Tiga tahun kemudian, ia bersama warga mendirikan KUBE Mekarsari untuk mengumpulkan, mengolah, memproduksi dan menjual kompos.
“Ketika pertama kali, kami tak berpikir uang, atau mau menjual sampah. Kami awalnya ingin mengubah kampung ini menjadi lebih bersih,” kata Ketua KUBE Mekarsari ini. Karena dukungan warga setempat, kelompok usaha ini mulai berani membeli peralatan.
Ibu rumah tangga lainnya, Erna Prasetyawati mengatakan, alat pertama yang dimiliki adalah drum bekas untuk menampung sampah daun. “Sampah daun yang berasal dari lingkungan di sini dikumpulkan oleh ibu-ibu di drum yang sudah kami siapkan,” imbuh Erna, Rabu (24/10/2018).
Saat ini KUBE Mekarsari sudah menampung 23 ibu rumah tangga sebagai anggota.

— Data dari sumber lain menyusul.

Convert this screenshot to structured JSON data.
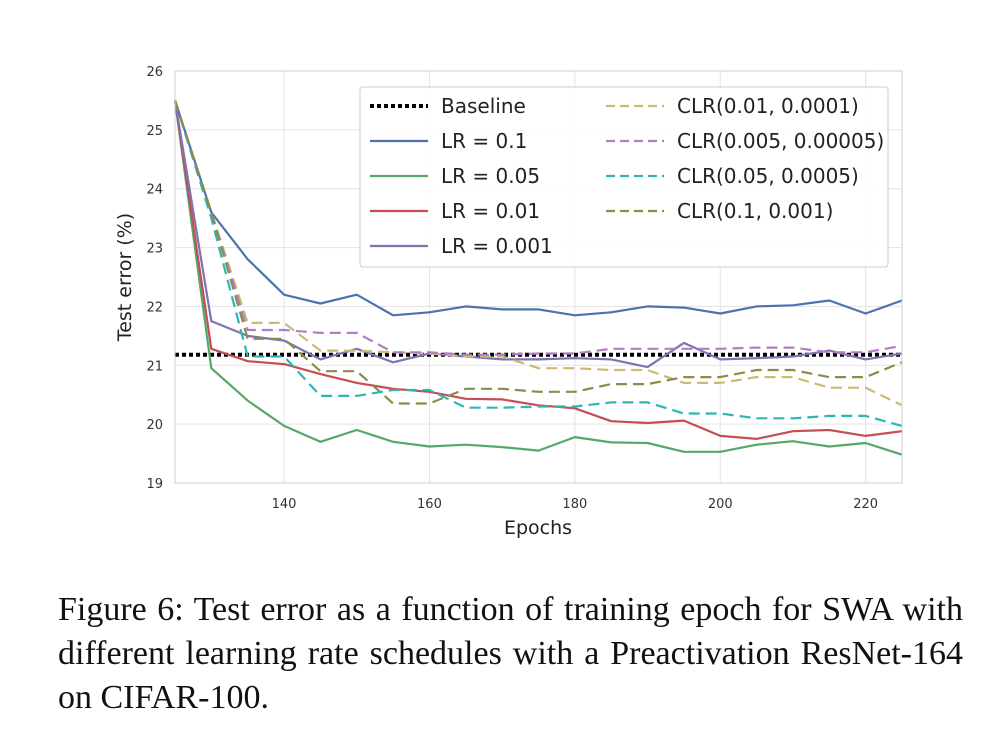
{
  "chart_data": {
    "type": "line",
    "xlabel": "Epochs",
    "ylabel": "Test error (%)",
    "xlim": [
      125,
      225
    ],
    "ylim": [
      19,
      26
    ],
    "xticks": [
      140,
      160,
      180,
      200,
      220
    ],
    "yticks": [
      19,
      20,
      21,
      22,
      23,
      24,
      25,
      26
    ],
    "grid": true,
    "legend_position": "top-right",
    "series": [
      {
        "name": "Baseline",
        "color": "#000000",
        "style": "dotted",
        "hline": 21.18
      },
      {
        "name": "LR = 0.1",
        "color": "#4c72b0",
        "style": "solid",
        "x": [
          125,
          130,
          135,
          140,
          145,
          150,
          155,
          160,
          165,
          170,
          175,
          180,
          185,
          190,
          195,
          200,
          205,
          210,
          215,
          220,
          225
        ],
        "y": [
          25.5,
          23.6,
          22.8,
          22.2,
          22.05,
          22.2,
          21.85,
          21.9,
          22.0,
          21.95,
          21.95,
          21.85,
          21.9,
          22.0,
          21.98,
          21.88,
          22.0,
          22.02,
          22.1,
          21.88,
          22.1
        ]
      },
      {
        "name": "LR = 0.05",
        "color": "#55a868",
        "style": "solid",
        "x": [
          125,
          130,
          135,
          140,
          145,
          150,
          155,
          160,
          165,
          170,
          175,
          180,
          185,
          190,
          195,
          200,
          205,
          210,
          215,
          220,
          225
        ],
        "y": [
          25.5,
          20.95,
          20.4,
          19.97,
          19.7,
          19.9,
          19.7,
          19.62,
          19.65,
          19.61,
          19.55,
          19.78,
          19.69,
          19.68,
          19.53,
          19.53,
          19.65,
          19.71,
          19.62,
          19.68,
          19.48
        ]
      },
      {
        "name": "LR = 0.01",
        "color": "#c44e52",
        "style": "solid",
        "x": [
          125,
          130,
          135,
          140,
          145,
          150,
          155,
          160,
          165,
          170,
          175,
          180,
          185,
          190,
          195,
          200,
          205,
          210,
          215,
          220,
          225
        ],
        "y": [
          25.5,
          21.28,
          21.07,
          21.02,
          20.85,
          20.7,
          20.6,
          20.55,
          20.43,
          20.42,
          20.32,
          20.27,
          20.05,
          20.02,
          20.06,
          19.8,
          19.75,
          19.88,
          19.9,
          19.8,
          19.88
        ]
      },
      {
        "name": "LR = 0.001",
        "color": "#8172b2",
        "style": "solid",
        "x": [
          125,
          130,
          135,
          140,
          145,
          150,
          155,
          160,
          165,
          170,
          175,
          180,
          185,
          190,
          195,
          200,
          205,
          210,
          215,
          220,
          225
        ],
        "y": [
          25.5,
          21.75,
          21.5,
          21.42,
          21.1,
          21.28,
          21.05,
          21.2,
          21.15,
          21.1,
          21.1,
          21.12,
          21.1,
          20.97,
          21.38,
          21.1,
          21.12,
          21.15,
          21.25,
          21.1,
          21.2
        ]
      },
      {
        "name": "CLR(0.01, 0.0001)",
        "color": "#ccb974",
        "style": "dashed",
        "x": [
          125,
          130,
          135,
          140,
          145,
          150,
          155,
          160,
          165,
          170,
          175,
          180,
          185,
          190,
          195,
          200,
          205,
          210,
          215,
          220,
          225
        ],
        "y": [
          25.5,
          23.6,
          21.72,
          21.72,
          21.25,
          21.25,
          21.22,
          21.2,
          21.15,
          21.15,
          20.95,
          20.95,
          20.92,
          20.92,
          20.7,
          20.7,
          20.8,
          20.8,
          20.62,
          20.62,
          20.32
        ]
      },
      {
        "name": "CLR(0.005, 0.00005)",
        "color": "#b47cc7",
        "style": "dashed",
        "x": [
          125,
          130,
          135,
          140,
          145,
          150,
          155,
          160,
          165,
          170,
          175,
          180,
          185,
          190,
          195,
          200,
          205,
          210,
          215,
          220,
          225
        ],
        "y": [
          25.5,
          23.6,
          21.6,
          21.6,
          21.55,
          21.55,
          21.22,
          21.22,
          21.18,
          21.18,
          21.2,
          21.2,
          21.28,
          21.28,
          21.28,
          21.28,
          21.3,
          21.3,
          21.22,
          21.22,
          21.33
        ]
      },
      {
        "name": "CLR(0.05, 0.0005)",
        "color": "#2fb5b5",
        "style": "dashed",
        "x": [
          125,
          130,
          135,
          140,
          145,
          150,
          155,
          160,
          165,
          170,
          175,
          180,
          185,
          190,
          195,
          200,
          205,
          210,
          215,
          220,
          225
        ],
        "y": [
          25.5,
          23.5,
          21.15,
          21.15,
          20.48,
          20.48,
          20.58,
          20.58,
          20.28,
          20.28,
          20.3,
          20.3,
          20.37,
          20.37,
          20.18,
          20.18,
          20.1,
          20.1,
          20.14,
          20.14,
          19.97
        ]
      },
      {
        "name": "CLR(0.1, 0.001)",
        "color": "#8c8c48",
        "style": "dashed",
        "x": [
          125,
          130,
          135,
          140,
          145,
          150,
          155,
          160,
          165,
          170,
          175,
          180,
          185,
          190,
          195,
          200,
          205,
          210,
          215,
          220,
          225
        ],
        "y": [
          25.5,
          23.6,
          21.45,
          21.45,
          20.9,
          20.9,
          20.35,
          20.35,
          20.6,
          20.6,
          20.55,
          20.55,
          20.68,
          20.68,
          20.8,
          20.8,
          20.92,
          20.92,
          20.8,
          20.8,
          21.05
        ]
      }
    ]
  },
  "caption": "Figure 6:  Test error as a function of training epoch for SWA with different learning rate schedules with a Preactivation ResNet-164 on CIFAR-100."
}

Dengan berjalannya waktu, mereka telah memiliki bangunan semi permanen berukuran 3×3 meter, sekretariat, mesin produksi pengolah kompos, kendaraan roda 3 untuk pengangkut sampah, alat pengemasan produk, dan lain sebagainya.
Beberapa produk telah dihasilkan, seperti pupuk kompos dari daun kering, pupuk kompos campuran, media tanam, pupuk cair, dan ada juga kerajinan tangan ibu-ibu dari bahan bekas.
Pengelolaan limbah daun kering menjadi kompos padat dan limbah rumah tangga menjadi kompos cair dan memasarkan kompos dengan merek Mekarsari. Selain itu, kelompok bersama ini memiliki pengembangan usaha mandiri berupa warung sembako, kerajinan dari limbah plastik dan katering.
Menurut Rahmawati, anggota kelompok usahanya merupakan masyarakat pemilik kartu raskin. “Keberadaan kami mampu mengurani angka pemilik kartu raskin, dari 30 tinggal 9 orang,” katanya.
Saat ini omzet KUBE Mekarsari telah mencapai Rp400 juta. Keuntungan dari penjualan pupuk dan lini usaha lainnya dibagikan kepada anggota rata-rata memperoleh Rp500 ribu sampai Rp1 juta perbulan. Dalam sebulan, mereka mampu memasok kompos sebanyak 4 ton sebulan ke PT Pupuk Kaltim.
“Saat ini kami mampu mengolah sampah kering sebanyak 1 ton perhari. Karena bahan baku belum mencukupi, kami juga bekerjasama dengan kelurahan lain dalam penyediaan sampah daun,” ungkap Rahmawati. Pupuk kompos dijual seharga Rp5 ribu perkemasan, Rp8 ribu untuk pupuk campuran dan Rp25 ribu untuk kompos cair.
Atas keberhasilannya, kelompok usaha ini meraih juara nasional KUBE Berprestasi dari Kementerian Sosial pada Desember 2016.